MWTypes returned = rowSet.getElement();
// lastly I want to get the value in the returned type
long foo = returned.get();
///////////////////////////////////////////////
// some code happens here that is irrelevant //
///////////////////////////////////////////////
I think I am on the right lines here. The value of 'foo' is always 0. I have a feeling this could be the way Im storing in the vector, or it could be the base virtual function, as it always returns 0.
If I remove the return in my base class I get LNK2001 errors.
MWTypes returned = rowSet.getElement();
// lastly I want to get the value in the returned type
long foo = returned.get();
should be
MWTypes* returned = &rowSet.getElement();
// lastly I want to get the value in the returned type
long foo = returned->get();
or
MWTypes& returned = rowSet.getElement(); // actually illegal, but MSVC will let you do
// lastly I want to get the value in the returned type
long foo = returned.get();
Indeed, polymorphic calls must be made via a pointer or a reference.
EDIT: this is not your only problem. The fact that the vector stores objects (and not pointers) will slice the objects and destroy their type information.
See this faq entry for additional info to help you solve your problem and understand how virtual functions are called.

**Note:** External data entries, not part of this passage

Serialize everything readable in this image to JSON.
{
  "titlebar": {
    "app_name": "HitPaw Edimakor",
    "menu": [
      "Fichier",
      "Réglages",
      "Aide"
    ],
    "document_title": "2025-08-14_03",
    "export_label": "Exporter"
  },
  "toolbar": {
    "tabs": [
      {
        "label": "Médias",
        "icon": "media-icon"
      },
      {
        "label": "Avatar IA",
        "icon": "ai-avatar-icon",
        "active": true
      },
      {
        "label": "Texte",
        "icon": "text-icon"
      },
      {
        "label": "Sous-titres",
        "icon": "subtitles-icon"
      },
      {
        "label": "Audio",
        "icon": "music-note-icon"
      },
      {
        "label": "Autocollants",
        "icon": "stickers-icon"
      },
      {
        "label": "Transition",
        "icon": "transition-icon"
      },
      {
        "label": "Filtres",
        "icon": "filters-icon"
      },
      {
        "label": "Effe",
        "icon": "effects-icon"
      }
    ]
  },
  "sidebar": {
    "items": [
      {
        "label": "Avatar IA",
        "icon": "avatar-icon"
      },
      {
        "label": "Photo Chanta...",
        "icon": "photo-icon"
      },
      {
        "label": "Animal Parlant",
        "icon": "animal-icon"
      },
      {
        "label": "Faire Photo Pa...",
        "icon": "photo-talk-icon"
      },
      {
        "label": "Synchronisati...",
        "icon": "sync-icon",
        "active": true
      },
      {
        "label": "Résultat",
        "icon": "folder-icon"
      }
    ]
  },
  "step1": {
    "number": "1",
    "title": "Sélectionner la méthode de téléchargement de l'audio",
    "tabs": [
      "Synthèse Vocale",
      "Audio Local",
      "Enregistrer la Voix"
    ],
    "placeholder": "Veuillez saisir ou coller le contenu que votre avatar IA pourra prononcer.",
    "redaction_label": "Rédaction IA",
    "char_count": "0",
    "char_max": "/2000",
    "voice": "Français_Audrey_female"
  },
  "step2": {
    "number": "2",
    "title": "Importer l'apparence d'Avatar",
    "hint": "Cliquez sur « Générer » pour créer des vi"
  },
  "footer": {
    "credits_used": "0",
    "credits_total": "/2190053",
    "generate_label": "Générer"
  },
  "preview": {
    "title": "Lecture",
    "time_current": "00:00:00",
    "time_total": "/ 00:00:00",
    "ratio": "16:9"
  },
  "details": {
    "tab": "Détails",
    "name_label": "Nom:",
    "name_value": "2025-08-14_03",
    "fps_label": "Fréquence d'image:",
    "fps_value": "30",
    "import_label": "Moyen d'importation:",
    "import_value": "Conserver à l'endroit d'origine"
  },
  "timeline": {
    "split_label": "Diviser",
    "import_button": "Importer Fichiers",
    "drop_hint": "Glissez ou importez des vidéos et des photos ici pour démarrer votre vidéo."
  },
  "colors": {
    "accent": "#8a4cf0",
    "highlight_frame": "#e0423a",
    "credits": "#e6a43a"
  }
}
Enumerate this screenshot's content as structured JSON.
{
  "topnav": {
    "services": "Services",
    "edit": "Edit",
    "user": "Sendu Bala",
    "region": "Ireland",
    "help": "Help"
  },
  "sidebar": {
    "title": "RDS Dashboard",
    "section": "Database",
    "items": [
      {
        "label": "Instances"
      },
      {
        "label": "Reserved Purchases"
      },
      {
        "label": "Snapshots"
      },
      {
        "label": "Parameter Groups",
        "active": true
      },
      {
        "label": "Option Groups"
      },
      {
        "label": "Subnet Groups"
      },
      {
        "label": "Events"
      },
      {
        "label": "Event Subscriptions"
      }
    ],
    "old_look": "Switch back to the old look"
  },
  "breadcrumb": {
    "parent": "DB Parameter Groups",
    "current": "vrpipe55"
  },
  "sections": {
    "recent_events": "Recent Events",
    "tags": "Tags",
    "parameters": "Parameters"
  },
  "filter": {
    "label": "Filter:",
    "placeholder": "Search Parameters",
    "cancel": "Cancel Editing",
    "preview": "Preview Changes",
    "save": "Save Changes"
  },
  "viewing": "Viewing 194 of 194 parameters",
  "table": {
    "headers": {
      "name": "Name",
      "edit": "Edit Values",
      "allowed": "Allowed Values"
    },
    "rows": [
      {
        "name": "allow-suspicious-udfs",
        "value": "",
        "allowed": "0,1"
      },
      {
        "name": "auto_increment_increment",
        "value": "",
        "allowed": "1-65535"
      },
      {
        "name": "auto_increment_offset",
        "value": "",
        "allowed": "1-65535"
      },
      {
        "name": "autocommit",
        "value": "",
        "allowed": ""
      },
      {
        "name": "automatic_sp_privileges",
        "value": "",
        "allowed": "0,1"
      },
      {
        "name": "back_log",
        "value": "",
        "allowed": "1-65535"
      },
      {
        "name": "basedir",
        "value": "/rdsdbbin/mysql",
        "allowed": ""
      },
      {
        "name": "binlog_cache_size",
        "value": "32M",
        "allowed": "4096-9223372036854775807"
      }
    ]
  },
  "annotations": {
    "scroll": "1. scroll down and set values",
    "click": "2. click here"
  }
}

The fundamental problem is that you are making copies of your objects of type MWTypes, thus losing their particular subclass. If you want to use an object of an unknown subclass of the base class, then you can only use a pointer or reference to the base type, not an actual instance of it.
Not providing an implementation of the function "get" as ascanio's code shows (making the function "pure virtual") would prevent you from being able to make this copying mistake, because the compiler would not let you instantiate the class MWTypes if you did that (it would say the class is "abstract").

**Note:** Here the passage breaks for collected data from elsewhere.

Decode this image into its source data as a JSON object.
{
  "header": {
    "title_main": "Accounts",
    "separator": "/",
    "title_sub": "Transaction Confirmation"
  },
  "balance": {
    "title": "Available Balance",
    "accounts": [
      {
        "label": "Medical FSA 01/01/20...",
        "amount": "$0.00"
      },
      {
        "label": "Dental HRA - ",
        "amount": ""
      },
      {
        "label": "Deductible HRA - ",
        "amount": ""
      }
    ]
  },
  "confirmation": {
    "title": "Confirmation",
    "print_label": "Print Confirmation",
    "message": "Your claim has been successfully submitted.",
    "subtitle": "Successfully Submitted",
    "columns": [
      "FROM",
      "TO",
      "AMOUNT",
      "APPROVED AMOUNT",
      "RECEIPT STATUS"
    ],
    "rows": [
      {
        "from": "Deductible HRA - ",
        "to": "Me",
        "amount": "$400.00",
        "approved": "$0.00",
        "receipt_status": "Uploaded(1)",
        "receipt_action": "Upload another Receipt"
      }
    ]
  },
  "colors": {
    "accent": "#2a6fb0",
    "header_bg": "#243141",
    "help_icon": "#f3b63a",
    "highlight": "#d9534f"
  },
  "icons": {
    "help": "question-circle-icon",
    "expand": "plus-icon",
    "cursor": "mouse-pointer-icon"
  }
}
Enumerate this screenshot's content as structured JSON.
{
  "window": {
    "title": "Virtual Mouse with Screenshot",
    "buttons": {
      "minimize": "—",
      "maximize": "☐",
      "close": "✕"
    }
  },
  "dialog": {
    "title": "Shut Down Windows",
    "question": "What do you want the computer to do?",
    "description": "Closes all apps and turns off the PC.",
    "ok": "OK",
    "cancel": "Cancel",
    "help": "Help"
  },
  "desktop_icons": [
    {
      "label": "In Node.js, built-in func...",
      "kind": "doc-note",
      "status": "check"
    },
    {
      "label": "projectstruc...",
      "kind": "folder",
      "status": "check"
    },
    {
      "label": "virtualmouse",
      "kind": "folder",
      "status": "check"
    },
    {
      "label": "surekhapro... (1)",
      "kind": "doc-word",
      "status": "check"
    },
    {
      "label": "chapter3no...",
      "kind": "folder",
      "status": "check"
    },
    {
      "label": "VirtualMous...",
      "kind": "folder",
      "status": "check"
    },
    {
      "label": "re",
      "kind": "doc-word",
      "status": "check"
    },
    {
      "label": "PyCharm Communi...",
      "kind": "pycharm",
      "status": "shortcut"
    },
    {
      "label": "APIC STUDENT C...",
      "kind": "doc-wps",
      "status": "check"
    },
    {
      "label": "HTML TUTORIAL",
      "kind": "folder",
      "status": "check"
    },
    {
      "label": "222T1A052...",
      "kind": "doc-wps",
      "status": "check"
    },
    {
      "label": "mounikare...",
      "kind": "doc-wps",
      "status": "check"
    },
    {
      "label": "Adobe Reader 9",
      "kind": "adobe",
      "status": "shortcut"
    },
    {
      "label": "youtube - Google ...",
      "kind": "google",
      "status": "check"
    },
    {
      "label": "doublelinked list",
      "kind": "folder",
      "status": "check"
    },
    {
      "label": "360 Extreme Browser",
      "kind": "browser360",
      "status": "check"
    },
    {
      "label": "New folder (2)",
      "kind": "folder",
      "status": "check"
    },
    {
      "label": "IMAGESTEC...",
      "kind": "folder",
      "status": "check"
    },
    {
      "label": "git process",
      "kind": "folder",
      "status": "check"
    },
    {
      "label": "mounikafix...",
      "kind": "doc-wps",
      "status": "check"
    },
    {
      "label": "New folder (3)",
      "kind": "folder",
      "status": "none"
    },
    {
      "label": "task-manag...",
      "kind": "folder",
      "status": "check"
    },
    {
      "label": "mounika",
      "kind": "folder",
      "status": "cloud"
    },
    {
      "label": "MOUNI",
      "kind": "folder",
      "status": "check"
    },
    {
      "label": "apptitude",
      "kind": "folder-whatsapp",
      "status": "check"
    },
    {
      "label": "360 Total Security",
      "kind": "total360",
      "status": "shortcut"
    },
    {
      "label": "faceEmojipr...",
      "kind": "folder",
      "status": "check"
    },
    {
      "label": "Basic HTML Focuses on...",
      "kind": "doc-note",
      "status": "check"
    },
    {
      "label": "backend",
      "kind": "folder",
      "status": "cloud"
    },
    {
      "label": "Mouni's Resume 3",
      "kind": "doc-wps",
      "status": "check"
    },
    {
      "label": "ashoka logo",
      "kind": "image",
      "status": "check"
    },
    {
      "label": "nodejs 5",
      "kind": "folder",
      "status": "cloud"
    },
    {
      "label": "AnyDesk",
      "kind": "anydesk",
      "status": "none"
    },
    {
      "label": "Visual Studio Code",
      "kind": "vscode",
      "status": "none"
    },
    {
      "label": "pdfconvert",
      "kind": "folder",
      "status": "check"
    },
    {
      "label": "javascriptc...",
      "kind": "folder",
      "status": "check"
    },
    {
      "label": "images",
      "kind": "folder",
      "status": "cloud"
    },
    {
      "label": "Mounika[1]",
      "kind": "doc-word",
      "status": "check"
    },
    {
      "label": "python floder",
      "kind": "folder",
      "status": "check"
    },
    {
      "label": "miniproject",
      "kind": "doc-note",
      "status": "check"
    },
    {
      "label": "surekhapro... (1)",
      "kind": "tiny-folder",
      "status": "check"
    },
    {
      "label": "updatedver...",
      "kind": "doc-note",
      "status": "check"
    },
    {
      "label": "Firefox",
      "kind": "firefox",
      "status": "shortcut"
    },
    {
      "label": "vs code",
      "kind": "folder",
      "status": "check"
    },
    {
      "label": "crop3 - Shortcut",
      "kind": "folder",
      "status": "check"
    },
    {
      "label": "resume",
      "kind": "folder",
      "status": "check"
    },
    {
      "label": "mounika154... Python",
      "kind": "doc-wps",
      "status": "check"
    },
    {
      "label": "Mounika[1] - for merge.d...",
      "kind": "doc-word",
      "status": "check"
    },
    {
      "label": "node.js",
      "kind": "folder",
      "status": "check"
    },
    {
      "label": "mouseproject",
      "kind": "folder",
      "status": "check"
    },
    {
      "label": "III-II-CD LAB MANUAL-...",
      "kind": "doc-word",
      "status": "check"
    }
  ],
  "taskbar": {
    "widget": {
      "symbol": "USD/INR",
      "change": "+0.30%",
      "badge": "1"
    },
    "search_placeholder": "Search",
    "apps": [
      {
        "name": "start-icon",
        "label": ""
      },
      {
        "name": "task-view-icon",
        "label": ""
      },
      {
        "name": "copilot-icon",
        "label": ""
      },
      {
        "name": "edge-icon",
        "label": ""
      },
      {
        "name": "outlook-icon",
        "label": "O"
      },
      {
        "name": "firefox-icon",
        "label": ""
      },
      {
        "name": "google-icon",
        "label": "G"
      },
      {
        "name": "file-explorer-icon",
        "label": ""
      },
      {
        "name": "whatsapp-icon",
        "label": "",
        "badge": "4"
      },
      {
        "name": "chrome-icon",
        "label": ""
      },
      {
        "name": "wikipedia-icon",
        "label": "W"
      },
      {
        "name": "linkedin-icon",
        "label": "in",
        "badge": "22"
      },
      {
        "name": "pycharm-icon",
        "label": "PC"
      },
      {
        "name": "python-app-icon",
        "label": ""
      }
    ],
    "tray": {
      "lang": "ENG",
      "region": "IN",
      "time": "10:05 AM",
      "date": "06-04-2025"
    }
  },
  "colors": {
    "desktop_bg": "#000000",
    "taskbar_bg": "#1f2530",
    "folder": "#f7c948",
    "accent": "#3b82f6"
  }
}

You are suffering from slicing since your collection stores copies of the base type. Whenever you store something into the vector, your code just slices off the base part and it forgets its original type.
To fix this, you could store pointers to the base: std::vector<MWTypes*>, but then you have to manage your instances correctly to avoid memory leaks.
class RowSet
{
public:
// addElement assumes responsibility for the memory allocated for each 'elem'
void addElement(MWTypes* elem);
MWTypes* getElement();
std::vector<MWTypes*> getVector() { return m_row; }
// Destructor calls delete on every pointer in m_row
~RowSet();
private:
std::vector<MWTypes*> m_row;
};
Then you need to fix your code which calls addElement() to create new instances, and to get the long back again:
rowSet.getElement()->get();
You're problem lies with this function void addElememnt(MWTypes elem);. It should be either void addElememnt(MWTypes* elem); or void addElememnt(MWTypes& elem);. This is because by having an argument to be passed by-value, it loses it's polymorphism. The passing by-value calls the copy constructor of the base class and ONLY copies the contents of the base class (and the vtable) ignoring the rest from the derived class.

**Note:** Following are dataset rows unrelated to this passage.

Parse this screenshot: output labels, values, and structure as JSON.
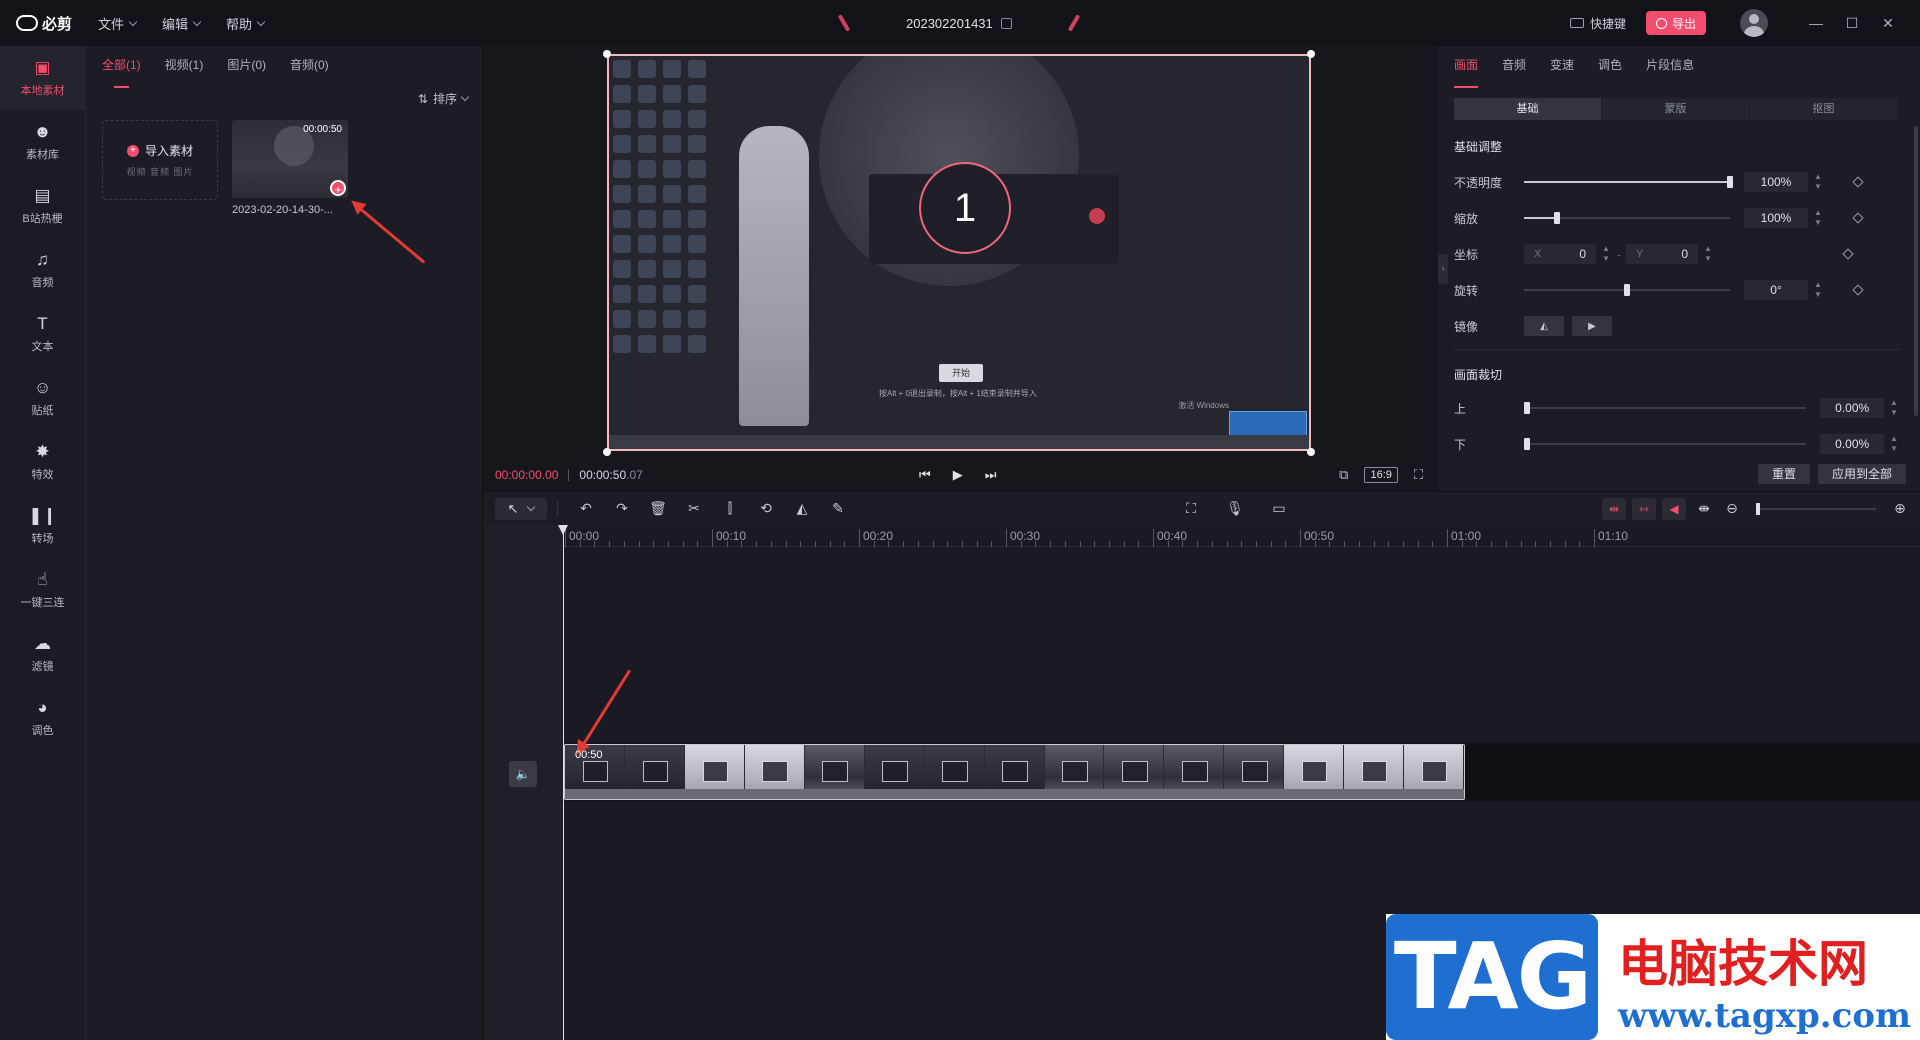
{
  "app": {
    "title": "必剪",
    "doc_title": "202302201431"
  },
  "menu": [
    "文件",
    "编辑",
    "帮助"
  ],
  "titlebar": {
    "shortcut": "快捷键",
    "export": "导出",
    "minimize": "—",
    "maximize": "☐",
    "close": "✕"
  },
  "rail": [
    {
      "label": "本地素材",
      "icon": "folder-icon",
      "glyph": "▣",
      "active": true
    },
    {
      "label": "素材库",
      "icon": "library-icon",
      "glyph": "☻",
      "active": false
    },
    {
      "label": "B站热梗",
      "icon": "bilibili-icon",
      "glyph": "▤",
      "active": false
    },
    {
      "label": "音频",
      "icon": "music-icon",
      "glyph": "♫",
      "active": false
    },
    {
      "label": "文本",
      "icon": "text-icon",
      "glyph": "T",
      "active": false
    },
    {
      "label": "贴纸",
      "icon": "sticker-icon",
      "glyph": "☺",
      "active": false
    },
    {
      "label": "特效",
      "icon": "effects-icon",
      "glyph": "✸",
      "active": false
    },
    {
      "label": "转场",
      "icon": "transition-icon",
      "glyph": "❚❙",
      "active": false
    },
    {
      "label": "一键三连",
      "icon": "thumbs-up-icon",
      "glyph": "☝",
      "active": false
    },
    {
      "label": "滤镜",
      "icon": "filter-icon",
      "glyph": "☁",
      "active": false
    },
    {
      "label": "调色",
      "icon": "palette-icon",
      "glyph": "◕",
      "active": false
    }
  ],
  "media": {
    "tabs": [
      "全部(1)",
      "视频(1)",
      "图片(0)",
      "音频(0)"
    ],
    "sort": "排序",
    "import_label": "导入素材",
    "import_sub": "视频 音频 图片",
    "clip_duration": "00:00:50",
    "clip_name": "2023-02-20-14-30-..."
  },
  "preview": {
    "countdown": "1",
    "start": "开始",
    "hint": "按Alt + 0退出录制，按Alt + 1结束录制并导入",
    "activate": "激活 Windows",
    "time_current": "00:00:00.00",
    "time_total": "00:00:50",
    "time_total_frac": ".07",
    "ratio": "16:9"
  },
  "props": {
    "tabs": [
      "画面",
      "音频",
      "变速",
      "调色",
      "片段信息"
    ],
    "segments": [
      "基础",
      "蒙版",
      "抠图"
    ],
    "basic_title": "基础调整",
    "opacity_label": "不透明度",
    "opacity_value": "100%",
    "opacity_level": 1.0,
    "scale_label": "缩放",
    "scale_value": "100%",
    "scale_level": 0.16,
    "position_label": "坐标",
    "x_label": "X",
    "x_value": "0",
    "y_label": "Y",
    "y_value": "0",
    "rotate_label": "旋转",
    "rotate_value": "0°",
    "rotate_level": 0.5,
    "mirror_label": "镜像",
    "crop_title": "画面裁切",
    "crop_top_label": "上",
    "crop_top_value": "0.00%",
    "crop_bottom_label": "下",
    "crop_bottom_value": "0.00%",
    "reset": "重置",
    "apply_all": "应用到全部"
  },
  "timeline": {
    "ticks": [
      "00:00",
      "00:10",
      "00:20",
      "00:30",
      "00:40",
      "00:50",
      "01:00",
      "01:10"
    ],
    "clip_duration": "00:50"
  },
  "watermark": {
    "tag": "TAG",
    "cn": "电脑技术网",
    "url": "www.tagxp.com"
  },
  "colors": {
    "accent": "#f24c6e",
    "arrow": "#e53935",
    "watermark_blue": "#1f6fd1",
    "watermark_red": "#e02020"
  }
}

Also, if you need to store values of a certain base-class type, you need to consider using a list of pointers of the base-class type.
The problem lies here:
class RowSet
{
public:
void addElememnt(MWTypes elem);
You are taking elem by value, not by pointer or by reference, so the TypeLong subobject is sliced away, here: (reference: What Is The Slicing Problem in C++?)
TypeLong longObj(_long);
MWTypes *ptr = &longObj;
_long++;
rowSet.addElememnt(*ptr);
You need to change addElement to take a reference or a pointer.
Your vector, getElement, and addElememnt parts all invoke object slicing since they store the base object by value. You need to work with pointers or references in order to use runtime polymorphism.
In this case either a boost::ptr_vector or a vector of shared_ptr is probably what you want.